All in all, if the intent is to legitimately apply these principles to your life, it is helpful to read with the purpose of understanding why the goal is even relevant. Because it is one thing to know about Buddhism, but it is an entirely different thing when the lifestyle is altered through effort. Taking refuge in the triple gem and taking the five precepts, for instance, is not simply one formal effort. It is sets a precedent. A standard. It is an alteration of the entire of mode of being, which, if developed correctly, will give a useful context to much of what you find in the suttas. And though it may be helpful to also find that context objectively described in a text or commentary, the actual context - the relevant context - is the one present in your intentions and reasons for reading and practicing in the first place, and nothing is more significant than that when it comes to taking on the path. And that is why I was curious about the distinction in my initial post, because information will only be so useful if there is any lack of intention to apply it to how you are living day in and day out, and while you can amass a large quantity of information, it may have nowhere to apply if the lifestyle doesn’t follow suit.

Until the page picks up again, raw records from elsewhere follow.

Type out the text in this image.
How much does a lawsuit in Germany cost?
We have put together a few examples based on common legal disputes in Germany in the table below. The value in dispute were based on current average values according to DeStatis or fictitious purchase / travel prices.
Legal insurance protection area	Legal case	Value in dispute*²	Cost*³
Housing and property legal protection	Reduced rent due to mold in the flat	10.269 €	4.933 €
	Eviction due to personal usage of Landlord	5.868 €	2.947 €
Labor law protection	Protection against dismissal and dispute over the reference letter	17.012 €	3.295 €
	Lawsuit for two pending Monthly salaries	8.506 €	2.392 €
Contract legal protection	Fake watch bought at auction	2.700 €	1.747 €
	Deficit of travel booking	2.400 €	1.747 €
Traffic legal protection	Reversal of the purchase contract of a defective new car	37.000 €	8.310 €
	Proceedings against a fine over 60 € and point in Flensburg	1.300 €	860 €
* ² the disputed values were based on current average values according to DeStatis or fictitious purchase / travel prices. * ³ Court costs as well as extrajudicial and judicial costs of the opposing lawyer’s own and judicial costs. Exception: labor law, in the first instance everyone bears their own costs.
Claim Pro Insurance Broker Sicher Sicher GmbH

While it takes a bit of effort in the subtext, I would recommend the Theragāthā and Therigāthā, for a striking glimpse of not only a historical context, but of a fascinating look at the individual experience of practice. These are the verses of the senior monastics, mostly all of which describe the gain of liberation, and will give a true sense of what the path means on a very personal level. I’ve always found these verses as a great enhancement and amplifier to the suttas (which don’t always remind you that they are there to apply to YOU). What I mean is, that context of the striving individual won’t always be emphasized, and if it is not brought to the fore, it is easy to read a sutta objectively, as if it were perpetually about someone else.

I hope this post is helpful.


See the following information:


Thank you, this is great.

And thank you for guiding me towards The Open Buddhist University: what a treasure grove! :pray:

1 Like

I am in the process of reading this one since last week, thank you nonetheless!